Not only will the flagship policy serve to further overstretch the public sector by outpricing parents and sending countless more pupils into the sector, with even Eton College increasing fees by twenty per cent, the Association of Taxation Technicians has lambasted the proposed implementation date of the 1st January, with the ATT stating; “We are concerned that neither HMRC nor private schools will be ready to implement the change in VAT liability effectively with a commencement date of 1 January 2025. As there is no tax information or impact note or published guidance, we recommend the implementation delayed accordingly.”
The plan to tax private schools is therefore being met with widespread opposition. This includes trade unionists, with the National Association of Schoolmasters Union of Women Teachers demanding a “more reasonable time frame is proposed in order to implement the change fairly,” with the union raising concerns over potential school closures, job losses, and disruption to pupils. When it comes to the issue of school closures, seemingly unbeknownst to many, they have shamefully already begun; be they the Alton School in Hampshire , who dubbed the threat of VAT on fees the “final nail in the coffin,” or the St Joseph’s Preparatory School in Staffordshire, who also cited the introduction of VAT on fees as the key factor behind closure.
As a result of just these two closures alone, approximately four hundred and forty pupils will now have to scramble for places in the already-oversubscribed public sector. In light of the projection by the Institute for Fiscal Studies, which estimated that over 40,000 children will be pushed into the public sector at a cost of £300 million a year, the evidence would suggest that the situation in education may further deteriorate, if the plans are carried through by Labour.
Milton Friedman once wrote of how freedom was threatened from two directions; the evil men in the Kremlin, and the “internal threat coming from men of good intentions and good will who wish to reform us.” Labour’s plan falls firmly into the second category. The very fact is that those with sufficient income to privately educate their offspring ought to have the freedom to do so, and ought not to be blocked from doing so as a result of government policy.
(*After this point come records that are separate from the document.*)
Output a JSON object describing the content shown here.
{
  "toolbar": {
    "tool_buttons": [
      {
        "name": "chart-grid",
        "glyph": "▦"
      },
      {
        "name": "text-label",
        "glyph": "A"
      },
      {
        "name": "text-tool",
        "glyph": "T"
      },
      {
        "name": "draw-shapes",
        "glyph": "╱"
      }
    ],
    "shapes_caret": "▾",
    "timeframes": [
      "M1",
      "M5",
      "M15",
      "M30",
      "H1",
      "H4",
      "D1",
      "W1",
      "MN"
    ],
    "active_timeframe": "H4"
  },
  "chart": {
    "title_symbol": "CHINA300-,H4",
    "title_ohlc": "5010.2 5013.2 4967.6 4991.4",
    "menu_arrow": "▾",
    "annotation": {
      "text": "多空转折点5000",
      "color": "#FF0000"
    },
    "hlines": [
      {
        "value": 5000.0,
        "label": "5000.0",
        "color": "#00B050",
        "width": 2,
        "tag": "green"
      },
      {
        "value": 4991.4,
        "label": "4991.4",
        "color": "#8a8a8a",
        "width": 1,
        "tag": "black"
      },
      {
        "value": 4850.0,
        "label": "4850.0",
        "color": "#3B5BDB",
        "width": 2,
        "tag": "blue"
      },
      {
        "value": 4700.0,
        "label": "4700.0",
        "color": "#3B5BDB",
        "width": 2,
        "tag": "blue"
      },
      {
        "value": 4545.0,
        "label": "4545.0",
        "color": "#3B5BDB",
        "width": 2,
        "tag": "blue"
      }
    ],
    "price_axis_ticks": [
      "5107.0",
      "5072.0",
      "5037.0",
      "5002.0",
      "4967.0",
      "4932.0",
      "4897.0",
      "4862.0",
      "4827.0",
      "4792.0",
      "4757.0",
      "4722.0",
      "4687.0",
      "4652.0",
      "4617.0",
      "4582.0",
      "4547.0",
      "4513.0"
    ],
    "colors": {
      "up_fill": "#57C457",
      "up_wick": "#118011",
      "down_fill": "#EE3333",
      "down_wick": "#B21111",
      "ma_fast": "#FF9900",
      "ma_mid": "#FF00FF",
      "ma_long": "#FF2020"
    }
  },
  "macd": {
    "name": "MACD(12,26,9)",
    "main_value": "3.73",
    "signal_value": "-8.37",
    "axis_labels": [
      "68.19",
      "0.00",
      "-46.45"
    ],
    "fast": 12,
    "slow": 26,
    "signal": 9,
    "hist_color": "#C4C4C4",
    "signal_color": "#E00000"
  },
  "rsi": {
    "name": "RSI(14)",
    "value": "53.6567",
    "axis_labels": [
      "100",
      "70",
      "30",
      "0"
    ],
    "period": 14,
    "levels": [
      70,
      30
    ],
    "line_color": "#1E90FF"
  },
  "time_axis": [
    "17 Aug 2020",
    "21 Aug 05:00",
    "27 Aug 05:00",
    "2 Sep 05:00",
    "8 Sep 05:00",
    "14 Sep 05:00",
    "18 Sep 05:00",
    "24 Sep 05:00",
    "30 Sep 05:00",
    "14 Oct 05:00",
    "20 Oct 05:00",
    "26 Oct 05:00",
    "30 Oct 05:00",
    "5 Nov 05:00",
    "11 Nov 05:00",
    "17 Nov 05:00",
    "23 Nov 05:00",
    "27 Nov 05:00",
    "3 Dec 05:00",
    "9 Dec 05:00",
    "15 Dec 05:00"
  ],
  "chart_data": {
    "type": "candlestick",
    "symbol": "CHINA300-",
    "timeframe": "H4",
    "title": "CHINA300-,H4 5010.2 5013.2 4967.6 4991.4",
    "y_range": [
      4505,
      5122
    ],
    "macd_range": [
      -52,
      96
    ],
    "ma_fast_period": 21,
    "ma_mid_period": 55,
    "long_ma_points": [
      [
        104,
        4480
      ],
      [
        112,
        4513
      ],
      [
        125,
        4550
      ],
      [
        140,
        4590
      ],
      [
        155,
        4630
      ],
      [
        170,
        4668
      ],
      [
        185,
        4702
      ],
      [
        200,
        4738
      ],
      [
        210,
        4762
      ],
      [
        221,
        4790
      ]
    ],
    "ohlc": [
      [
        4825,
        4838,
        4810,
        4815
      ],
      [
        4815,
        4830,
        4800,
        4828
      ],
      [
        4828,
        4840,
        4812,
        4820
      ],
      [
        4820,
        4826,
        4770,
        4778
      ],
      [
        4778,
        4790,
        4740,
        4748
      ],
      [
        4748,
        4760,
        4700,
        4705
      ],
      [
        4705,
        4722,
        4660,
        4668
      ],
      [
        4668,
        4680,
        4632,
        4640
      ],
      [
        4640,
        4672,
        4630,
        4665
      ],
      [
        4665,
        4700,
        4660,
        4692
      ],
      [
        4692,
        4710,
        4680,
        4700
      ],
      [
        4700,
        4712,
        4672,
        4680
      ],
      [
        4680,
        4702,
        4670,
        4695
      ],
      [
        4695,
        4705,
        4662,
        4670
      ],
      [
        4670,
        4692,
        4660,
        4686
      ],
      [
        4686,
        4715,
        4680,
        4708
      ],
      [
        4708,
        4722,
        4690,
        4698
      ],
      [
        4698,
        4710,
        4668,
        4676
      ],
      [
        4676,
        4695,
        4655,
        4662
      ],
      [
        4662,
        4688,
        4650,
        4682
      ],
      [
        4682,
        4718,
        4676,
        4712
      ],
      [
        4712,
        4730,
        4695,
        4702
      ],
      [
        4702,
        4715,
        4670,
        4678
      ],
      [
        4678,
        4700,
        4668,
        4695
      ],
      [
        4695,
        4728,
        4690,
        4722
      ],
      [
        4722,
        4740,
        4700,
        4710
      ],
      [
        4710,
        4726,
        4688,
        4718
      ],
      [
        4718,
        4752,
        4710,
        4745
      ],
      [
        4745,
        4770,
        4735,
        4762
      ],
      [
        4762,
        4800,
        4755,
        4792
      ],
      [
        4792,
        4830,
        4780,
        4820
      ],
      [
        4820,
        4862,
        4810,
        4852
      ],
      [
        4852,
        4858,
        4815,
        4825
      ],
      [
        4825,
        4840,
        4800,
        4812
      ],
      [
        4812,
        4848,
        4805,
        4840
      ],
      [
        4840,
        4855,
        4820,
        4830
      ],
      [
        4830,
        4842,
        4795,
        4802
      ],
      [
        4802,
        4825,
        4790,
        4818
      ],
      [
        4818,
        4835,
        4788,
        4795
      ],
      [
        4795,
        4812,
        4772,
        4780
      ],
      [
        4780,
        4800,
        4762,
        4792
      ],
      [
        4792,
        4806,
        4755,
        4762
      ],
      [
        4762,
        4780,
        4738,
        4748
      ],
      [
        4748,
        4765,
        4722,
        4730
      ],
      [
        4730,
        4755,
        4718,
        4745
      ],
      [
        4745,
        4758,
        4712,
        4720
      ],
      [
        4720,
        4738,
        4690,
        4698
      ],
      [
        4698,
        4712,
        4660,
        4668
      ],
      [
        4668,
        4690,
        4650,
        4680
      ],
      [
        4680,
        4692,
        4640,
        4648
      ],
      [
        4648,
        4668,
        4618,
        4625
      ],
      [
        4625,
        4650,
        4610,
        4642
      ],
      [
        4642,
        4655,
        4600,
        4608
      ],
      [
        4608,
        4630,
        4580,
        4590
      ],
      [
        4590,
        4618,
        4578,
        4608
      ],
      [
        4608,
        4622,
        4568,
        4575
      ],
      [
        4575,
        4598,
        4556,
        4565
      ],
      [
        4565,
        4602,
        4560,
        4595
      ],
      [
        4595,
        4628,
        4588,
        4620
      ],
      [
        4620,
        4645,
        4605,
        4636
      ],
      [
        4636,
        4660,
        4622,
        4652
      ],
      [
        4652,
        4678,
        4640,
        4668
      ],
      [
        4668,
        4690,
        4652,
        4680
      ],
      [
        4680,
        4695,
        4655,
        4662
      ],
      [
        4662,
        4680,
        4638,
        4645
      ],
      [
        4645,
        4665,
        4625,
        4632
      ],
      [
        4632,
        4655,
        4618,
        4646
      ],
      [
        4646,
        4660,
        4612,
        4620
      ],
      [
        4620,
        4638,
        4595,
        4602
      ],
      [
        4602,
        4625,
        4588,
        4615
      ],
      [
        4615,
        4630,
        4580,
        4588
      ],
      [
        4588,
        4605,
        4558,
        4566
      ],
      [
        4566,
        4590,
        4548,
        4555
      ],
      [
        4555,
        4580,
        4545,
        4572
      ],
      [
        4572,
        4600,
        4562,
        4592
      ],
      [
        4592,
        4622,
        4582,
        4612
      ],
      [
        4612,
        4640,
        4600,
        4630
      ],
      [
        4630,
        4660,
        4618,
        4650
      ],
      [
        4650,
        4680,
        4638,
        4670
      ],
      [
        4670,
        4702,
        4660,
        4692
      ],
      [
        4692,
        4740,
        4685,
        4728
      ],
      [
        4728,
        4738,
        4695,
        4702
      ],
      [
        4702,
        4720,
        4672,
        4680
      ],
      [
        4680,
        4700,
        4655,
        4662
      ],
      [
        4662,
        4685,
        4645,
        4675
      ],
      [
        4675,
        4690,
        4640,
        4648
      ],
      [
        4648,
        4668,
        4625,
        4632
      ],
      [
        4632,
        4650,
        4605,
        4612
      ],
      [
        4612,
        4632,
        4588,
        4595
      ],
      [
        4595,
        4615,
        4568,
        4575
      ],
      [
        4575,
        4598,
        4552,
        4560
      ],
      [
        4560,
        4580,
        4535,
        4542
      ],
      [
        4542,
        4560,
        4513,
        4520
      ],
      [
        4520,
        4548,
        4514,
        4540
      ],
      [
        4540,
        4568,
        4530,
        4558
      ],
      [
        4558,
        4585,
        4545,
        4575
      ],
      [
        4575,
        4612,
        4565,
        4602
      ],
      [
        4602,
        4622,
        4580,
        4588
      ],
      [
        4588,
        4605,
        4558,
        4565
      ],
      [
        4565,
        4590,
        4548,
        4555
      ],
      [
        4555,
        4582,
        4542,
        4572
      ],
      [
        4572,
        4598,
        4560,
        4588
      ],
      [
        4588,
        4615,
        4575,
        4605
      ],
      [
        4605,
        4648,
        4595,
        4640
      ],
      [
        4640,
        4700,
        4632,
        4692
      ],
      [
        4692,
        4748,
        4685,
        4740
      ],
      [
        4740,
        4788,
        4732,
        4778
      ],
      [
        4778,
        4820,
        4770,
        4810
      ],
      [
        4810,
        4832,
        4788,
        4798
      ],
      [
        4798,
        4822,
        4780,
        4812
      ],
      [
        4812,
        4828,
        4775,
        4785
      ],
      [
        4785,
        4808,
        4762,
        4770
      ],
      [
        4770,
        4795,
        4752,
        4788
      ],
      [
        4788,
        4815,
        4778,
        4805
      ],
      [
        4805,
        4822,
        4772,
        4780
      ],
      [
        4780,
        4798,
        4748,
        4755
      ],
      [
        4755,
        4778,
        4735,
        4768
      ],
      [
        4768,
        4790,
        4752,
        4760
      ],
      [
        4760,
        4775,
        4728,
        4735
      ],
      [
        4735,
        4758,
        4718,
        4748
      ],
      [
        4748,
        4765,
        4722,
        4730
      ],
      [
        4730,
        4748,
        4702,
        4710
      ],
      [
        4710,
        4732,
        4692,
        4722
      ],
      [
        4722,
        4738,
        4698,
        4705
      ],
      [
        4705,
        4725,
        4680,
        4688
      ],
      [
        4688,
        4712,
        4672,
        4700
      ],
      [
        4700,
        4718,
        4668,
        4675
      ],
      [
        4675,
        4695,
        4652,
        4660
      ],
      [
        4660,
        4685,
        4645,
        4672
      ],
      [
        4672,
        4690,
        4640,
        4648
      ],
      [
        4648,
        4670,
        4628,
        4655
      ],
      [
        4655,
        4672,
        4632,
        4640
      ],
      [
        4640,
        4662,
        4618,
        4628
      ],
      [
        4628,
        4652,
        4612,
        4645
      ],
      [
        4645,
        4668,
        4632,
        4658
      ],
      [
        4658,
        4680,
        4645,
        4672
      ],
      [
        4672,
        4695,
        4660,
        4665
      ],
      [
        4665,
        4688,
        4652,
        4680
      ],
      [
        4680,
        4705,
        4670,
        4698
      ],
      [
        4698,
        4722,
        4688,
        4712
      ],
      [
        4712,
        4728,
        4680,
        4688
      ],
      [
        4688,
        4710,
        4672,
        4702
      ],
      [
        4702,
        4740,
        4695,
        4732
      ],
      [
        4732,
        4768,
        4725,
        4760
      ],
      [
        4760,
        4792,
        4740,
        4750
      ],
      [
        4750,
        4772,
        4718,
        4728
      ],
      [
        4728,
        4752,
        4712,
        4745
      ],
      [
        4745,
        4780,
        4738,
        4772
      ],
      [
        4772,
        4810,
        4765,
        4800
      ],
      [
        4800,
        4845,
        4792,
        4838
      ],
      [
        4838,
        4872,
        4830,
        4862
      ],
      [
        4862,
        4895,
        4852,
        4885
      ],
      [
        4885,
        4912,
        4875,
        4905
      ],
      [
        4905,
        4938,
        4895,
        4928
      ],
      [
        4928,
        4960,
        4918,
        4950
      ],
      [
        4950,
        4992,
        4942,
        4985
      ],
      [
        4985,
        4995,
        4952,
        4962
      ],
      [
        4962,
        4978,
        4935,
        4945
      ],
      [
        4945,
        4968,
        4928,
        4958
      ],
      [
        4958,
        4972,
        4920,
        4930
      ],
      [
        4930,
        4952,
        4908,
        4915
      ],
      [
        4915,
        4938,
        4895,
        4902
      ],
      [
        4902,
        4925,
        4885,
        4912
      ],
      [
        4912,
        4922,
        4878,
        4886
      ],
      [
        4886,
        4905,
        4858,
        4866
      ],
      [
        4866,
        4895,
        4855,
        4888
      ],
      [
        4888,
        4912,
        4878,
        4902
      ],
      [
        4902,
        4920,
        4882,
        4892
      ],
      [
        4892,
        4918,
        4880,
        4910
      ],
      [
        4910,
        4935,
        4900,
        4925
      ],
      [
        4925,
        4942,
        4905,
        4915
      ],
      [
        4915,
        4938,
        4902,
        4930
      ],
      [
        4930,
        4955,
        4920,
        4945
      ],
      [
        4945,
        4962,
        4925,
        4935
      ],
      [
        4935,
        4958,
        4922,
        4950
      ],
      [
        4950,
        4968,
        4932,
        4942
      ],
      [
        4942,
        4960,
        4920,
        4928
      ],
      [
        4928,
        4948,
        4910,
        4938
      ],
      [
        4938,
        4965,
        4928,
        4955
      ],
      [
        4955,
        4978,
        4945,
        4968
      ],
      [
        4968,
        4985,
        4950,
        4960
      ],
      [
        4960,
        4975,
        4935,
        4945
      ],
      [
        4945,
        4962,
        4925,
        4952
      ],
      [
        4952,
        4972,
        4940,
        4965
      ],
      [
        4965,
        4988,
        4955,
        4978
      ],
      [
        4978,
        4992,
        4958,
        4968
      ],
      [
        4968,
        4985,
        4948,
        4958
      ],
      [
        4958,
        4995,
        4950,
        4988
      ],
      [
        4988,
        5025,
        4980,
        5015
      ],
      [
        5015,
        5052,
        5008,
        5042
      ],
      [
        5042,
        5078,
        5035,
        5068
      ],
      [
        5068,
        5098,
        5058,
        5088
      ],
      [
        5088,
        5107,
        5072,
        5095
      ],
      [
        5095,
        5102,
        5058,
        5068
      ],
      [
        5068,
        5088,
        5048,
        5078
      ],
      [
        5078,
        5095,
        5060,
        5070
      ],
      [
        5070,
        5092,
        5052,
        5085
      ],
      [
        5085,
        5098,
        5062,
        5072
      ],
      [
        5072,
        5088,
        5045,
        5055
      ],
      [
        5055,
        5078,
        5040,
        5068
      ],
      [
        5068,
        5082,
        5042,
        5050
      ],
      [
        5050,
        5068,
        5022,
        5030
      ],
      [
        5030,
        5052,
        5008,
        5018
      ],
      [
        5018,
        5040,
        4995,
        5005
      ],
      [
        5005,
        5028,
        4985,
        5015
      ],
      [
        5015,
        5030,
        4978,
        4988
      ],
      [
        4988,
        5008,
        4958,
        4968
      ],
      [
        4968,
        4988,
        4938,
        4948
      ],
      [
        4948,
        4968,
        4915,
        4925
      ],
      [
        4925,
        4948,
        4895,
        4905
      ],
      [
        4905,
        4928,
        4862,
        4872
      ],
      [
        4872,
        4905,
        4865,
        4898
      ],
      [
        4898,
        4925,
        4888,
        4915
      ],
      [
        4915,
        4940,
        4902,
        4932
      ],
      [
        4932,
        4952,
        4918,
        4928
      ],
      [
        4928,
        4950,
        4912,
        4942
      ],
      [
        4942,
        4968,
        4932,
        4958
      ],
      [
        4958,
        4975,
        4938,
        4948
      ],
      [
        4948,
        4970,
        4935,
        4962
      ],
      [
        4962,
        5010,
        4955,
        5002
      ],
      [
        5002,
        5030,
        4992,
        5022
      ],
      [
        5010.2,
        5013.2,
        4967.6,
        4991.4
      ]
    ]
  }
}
Swamping the public sector of education with predominantly middle-class children will serve to disproportionally regress the grades of our working classes, for unlike their middle-class counterparts who will be able to enjoy costly support such as tutoring, they will simply be left behind in overfilled classrooms.
Taxing private schools will not produce an equilibrium of educational outcomes for all children of all social classes, it will prove to be a disaster.